Often, when people are wondering how to build their social media followings or how to become a micro-influencer, they feel inclined to overuse trending hashtags or to tag popular accounts (in the hopes that larger accounts will share to their own audiences) to increase the number of eyeballs on their posts. This approach isn’t the best use of time or effort.  A sounder strategy is to create really, really good content that your followers will feel called to share with their own followers: they’ll do the work for you.  Again, this is where we see overlap between social media strategy and relationship marketing: invest energy in the people who love your work, create personalized content for them, and they’ll do the legwork of sharing the positive gospel with more qualified customers just like them.


The core of this strategy, and this upward spiral of growing social media followers, is to pause when you are working on each and every piece of content, and ask, “Is this shareable?”  Pause and get specific: why would someone share this?


As you are drafting your social media content, here are some suggested thought starters to use to examine each and every post you plan to publish:

“Would the person reading this feel that they would be increasing their social capital or doing their followers a service by sharing this content?”

“Would the person reading this be inclined to stop mid-scroll and really consider what they’ve just read?”

“Is what I am writing novel in a way that a thought leader in my industry would re-tweet this tweet, to get his or her own followers thinking in a new way about our shared area of expertise? “

“Does what I’ve posted add to the conversation?”

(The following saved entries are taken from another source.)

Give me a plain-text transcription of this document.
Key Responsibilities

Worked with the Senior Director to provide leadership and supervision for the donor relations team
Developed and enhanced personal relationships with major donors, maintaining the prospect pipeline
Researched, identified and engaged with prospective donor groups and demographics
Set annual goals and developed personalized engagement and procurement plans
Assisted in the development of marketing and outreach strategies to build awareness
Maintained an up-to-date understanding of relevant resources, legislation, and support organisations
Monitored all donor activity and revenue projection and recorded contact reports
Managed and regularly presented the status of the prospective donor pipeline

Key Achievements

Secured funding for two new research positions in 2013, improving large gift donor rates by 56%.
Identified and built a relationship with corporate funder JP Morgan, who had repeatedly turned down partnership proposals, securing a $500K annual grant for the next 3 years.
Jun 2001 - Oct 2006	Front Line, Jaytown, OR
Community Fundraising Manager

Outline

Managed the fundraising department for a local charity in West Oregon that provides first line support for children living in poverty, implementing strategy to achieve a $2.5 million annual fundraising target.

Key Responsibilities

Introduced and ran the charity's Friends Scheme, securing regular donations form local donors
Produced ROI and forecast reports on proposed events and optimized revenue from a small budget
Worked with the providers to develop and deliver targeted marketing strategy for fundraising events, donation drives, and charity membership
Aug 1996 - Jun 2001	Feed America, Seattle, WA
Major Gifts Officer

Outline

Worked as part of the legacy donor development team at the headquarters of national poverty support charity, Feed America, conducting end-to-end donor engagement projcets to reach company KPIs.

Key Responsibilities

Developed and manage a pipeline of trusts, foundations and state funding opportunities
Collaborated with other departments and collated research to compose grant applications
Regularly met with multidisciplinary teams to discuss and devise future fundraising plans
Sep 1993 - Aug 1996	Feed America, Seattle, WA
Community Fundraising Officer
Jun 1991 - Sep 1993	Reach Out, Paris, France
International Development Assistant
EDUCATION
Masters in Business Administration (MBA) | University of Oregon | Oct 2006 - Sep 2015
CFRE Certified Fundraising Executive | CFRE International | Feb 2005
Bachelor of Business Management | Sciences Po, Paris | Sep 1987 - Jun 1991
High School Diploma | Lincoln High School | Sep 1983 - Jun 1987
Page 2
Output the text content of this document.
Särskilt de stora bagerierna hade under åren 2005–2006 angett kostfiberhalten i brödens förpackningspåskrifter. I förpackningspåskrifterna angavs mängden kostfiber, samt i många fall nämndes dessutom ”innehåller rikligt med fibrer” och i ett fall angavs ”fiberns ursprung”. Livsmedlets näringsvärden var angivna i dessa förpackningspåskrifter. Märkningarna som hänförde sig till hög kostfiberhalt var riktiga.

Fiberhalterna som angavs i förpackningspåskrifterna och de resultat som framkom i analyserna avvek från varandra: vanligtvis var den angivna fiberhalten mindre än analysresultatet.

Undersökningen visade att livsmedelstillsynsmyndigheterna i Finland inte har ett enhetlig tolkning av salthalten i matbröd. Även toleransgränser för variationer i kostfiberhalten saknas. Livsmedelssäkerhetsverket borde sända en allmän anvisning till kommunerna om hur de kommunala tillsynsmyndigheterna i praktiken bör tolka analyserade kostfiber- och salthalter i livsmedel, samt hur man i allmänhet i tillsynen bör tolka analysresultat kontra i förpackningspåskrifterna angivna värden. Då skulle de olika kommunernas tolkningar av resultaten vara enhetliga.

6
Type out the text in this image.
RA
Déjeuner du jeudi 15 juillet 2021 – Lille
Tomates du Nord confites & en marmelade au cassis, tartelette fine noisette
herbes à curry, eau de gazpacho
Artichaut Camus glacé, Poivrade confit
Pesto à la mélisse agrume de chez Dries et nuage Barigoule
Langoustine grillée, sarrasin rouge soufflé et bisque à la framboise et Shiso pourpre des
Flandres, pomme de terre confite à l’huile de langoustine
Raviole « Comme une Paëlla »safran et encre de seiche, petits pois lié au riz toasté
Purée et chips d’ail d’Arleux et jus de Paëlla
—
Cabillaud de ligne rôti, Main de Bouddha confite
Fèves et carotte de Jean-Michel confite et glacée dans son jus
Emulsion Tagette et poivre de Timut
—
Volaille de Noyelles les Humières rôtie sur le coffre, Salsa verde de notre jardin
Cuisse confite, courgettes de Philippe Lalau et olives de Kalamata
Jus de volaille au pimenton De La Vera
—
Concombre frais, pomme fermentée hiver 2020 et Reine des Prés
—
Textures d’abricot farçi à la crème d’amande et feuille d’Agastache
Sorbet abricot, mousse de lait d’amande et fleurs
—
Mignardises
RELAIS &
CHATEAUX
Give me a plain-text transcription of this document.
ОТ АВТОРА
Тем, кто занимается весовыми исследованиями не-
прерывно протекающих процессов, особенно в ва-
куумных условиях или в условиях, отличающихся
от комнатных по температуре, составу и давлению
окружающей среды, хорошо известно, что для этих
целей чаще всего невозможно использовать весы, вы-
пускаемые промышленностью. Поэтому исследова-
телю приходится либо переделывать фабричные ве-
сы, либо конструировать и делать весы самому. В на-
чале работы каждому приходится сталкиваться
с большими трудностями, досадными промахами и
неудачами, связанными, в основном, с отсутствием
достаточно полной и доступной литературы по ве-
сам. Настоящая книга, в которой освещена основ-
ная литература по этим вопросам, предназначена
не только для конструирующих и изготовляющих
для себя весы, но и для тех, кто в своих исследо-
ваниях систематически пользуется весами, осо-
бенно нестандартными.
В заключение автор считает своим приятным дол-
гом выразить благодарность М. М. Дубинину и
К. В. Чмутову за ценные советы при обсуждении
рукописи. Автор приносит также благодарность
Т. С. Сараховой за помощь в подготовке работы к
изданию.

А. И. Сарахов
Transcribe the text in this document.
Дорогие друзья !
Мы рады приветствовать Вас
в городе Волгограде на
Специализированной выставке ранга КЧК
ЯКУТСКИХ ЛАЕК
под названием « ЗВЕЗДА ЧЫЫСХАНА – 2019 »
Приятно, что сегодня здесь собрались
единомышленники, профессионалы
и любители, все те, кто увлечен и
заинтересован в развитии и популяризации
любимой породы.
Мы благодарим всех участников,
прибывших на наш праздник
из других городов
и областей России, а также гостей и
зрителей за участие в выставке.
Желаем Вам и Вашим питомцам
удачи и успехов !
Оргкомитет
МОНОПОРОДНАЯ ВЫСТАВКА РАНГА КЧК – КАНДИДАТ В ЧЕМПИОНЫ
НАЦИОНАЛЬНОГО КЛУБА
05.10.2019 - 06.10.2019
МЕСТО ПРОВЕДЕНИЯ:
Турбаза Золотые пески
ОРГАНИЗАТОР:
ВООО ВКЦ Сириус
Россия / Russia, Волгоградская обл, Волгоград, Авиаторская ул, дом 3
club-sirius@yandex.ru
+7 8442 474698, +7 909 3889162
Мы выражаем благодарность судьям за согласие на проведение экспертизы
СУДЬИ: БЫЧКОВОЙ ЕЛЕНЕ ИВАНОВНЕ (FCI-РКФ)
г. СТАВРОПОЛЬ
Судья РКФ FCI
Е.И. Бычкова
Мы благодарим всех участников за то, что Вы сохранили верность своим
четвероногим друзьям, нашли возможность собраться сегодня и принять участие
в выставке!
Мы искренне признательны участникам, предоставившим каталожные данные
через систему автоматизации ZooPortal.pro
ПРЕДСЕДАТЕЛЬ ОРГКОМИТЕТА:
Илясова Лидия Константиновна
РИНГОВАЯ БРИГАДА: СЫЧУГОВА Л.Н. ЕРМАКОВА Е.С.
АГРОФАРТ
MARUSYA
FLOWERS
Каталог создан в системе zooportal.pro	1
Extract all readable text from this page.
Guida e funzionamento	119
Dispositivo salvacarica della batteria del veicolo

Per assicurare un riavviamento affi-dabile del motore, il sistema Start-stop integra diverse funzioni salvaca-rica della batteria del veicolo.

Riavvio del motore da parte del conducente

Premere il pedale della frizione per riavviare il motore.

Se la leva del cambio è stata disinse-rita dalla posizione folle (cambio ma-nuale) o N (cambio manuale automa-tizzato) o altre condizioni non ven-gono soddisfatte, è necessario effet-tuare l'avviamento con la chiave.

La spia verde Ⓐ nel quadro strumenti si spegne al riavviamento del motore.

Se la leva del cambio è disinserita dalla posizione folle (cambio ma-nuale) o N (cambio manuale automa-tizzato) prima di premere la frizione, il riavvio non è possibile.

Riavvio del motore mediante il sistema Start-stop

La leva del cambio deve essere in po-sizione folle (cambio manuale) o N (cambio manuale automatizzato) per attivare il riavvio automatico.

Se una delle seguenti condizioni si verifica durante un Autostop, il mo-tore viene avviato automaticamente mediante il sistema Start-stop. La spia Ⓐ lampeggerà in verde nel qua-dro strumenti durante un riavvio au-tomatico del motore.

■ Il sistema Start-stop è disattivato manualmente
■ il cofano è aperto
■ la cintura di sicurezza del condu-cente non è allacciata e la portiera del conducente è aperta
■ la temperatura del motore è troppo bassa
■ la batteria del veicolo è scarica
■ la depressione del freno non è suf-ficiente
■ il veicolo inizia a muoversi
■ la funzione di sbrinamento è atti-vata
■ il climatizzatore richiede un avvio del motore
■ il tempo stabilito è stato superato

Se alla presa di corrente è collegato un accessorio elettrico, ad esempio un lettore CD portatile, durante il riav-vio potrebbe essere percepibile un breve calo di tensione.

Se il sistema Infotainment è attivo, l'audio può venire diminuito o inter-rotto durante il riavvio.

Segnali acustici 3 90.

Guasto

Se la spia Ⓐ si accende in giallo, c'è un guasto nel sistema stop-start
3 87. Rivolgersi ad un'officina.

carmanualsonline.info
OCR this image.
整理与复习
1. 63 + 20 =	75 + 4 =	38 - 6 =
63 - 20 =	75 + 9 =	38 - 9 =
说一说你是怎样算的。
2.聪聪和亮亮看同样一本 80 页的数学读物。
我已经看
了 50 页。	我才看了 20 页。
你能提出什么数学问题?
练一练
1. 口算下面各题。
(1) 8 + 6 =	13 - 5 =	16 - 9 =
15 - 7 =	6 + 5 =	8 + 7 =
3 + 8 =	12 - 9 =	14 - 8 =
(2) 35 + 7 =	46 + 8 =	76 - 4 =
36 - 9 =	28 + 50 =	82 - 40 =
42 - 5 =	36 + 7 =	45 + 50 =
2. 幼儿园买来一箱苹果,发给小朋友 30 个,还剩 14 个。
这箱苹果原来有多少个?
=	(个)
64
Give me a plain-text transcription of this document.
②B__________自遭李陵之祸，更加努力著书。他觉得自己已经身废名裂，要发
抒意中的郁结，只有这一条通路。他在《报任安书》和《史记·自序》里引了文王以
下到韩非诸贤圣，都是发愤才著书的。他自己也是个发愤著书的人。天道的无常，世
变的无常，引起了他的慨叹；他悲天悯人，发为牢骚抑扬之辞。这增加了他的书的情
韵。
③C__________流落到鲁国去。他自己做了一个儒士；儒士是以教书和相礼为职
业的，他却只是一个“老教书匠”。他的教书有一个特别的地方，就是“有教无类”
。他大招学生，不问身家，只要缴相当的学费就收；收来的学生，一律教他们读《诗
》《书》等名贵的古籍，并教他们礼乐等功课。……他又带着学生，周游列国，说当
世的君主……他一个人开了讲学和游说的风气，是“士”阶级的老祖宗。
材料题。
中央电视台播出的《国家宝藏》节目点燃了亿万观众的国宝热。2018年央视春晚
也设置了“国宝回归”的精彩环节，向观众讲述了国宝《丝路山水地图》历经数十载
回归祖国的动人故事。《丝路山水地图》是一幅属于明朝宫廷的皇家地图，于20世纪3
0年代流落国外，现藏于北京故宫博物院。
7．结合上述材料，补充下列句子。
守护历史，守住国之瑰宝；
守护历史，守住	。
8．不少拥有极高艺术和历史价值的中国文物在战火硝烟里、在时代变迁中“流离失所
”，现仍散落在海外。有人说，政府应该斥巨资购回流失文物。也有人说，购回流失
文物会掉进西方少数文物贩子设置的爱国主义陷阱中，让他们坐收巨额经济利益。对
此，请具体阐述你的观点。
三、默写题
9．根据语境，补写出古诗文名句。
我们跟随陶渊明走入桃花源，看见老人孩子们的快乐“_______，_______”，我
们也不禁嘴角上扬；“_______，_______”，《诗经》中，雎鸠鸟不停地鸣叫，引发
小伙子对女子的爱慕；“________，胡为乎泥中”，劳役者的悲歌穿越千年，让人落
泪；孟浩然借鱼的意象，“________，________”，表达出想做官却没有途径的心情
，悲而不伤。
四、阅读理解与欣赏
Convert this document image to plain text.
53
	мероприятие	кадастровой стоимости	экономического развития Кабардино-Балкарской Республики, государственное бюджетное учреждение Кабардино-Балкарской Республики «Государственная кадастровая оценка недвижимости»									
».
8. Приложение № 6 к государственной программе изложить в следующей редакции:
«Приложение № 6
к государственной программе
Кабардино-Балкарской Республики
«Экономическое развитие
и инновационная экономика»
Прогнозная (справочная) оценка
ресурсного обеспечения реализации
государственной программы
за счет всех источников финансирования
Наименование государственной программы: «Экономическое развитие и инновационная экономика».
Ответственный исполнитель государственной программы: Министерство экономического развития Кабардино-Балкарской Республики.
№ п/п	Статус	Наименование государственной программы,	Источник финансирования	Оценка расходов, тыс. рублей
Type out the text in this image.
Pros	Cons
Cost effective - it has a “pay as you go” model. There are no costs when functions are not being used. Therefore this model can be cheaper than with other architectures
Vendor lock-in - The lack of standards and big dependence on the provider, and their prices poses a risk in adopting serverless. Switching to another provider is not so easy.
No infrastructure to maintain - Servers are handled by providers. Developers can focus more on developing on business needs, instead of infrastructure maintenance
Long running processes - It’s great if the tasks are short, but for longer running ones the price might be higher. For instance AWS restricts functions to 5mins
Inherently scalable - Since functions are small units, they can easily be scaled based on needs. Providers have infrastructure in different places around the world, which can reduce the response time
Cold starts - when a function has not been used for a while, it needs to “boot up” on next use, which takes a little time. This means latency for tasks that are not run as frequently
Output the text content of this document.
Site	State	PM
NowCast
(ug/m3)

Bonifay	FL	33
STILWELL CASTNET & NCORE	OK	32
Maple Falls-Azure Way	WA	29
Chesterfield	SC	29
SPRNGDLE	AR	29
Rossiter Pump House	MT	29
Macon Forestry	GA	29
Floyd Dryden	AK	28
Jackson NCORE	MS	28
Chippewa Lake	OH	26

“Is my caption sufficiently compelling that when someone shared my post to their stories, they would take the time to add text to their story— ‘Read the caption’— because their followers would find what I wrote really interesting?”

“Is my blog post or latest newsletter so helpful that someone would read it and immediately start thinking of the people they’d want to forward it to, because it is so useful?”

“Does this content inspire someone to leave a comment?  Can I strengthen someone’s connection with my brand by creating a space for them to share their story or their perspective on this post?” 


When using community-driven platforms like Facebook, Instagram, Substack, or LinkedIn, lead with whether your post inspires people to share their own story.  Would someone read your post and feel so seen that they take a few minutes—maybe longer—out of their day to comment with their own experience or perspective? Would they return to the original post throughout the day to see how others have reacted to their perspective or to engage with other followers?


While this is a separate topic entirely, if your social media content creates the opportunity for community and connection in the comments, there is a possibility that your followers will become “mutuals” with one another.  “Mutuals” are online friends who typically keep in touch via DM, exchanging content related to their shared interests and developing a relationship over time.  Some mutuals move the conversation over to text message or email and make plans to meet in real life, but most mutuals have intensely meaningful, personal relationships that exist entirely in their direct messages folder). When people make meaningful relationships through the online community that you’ve created through your social media content, this creates a level of brand loyalty that the world’s most extravagant Google Ad spend simply could not achieve.


But, before your social media properties can become online hubs for human connection, scale back somewhat: when you’re posting anything, ask yourself each and every time, “Is this shareable?”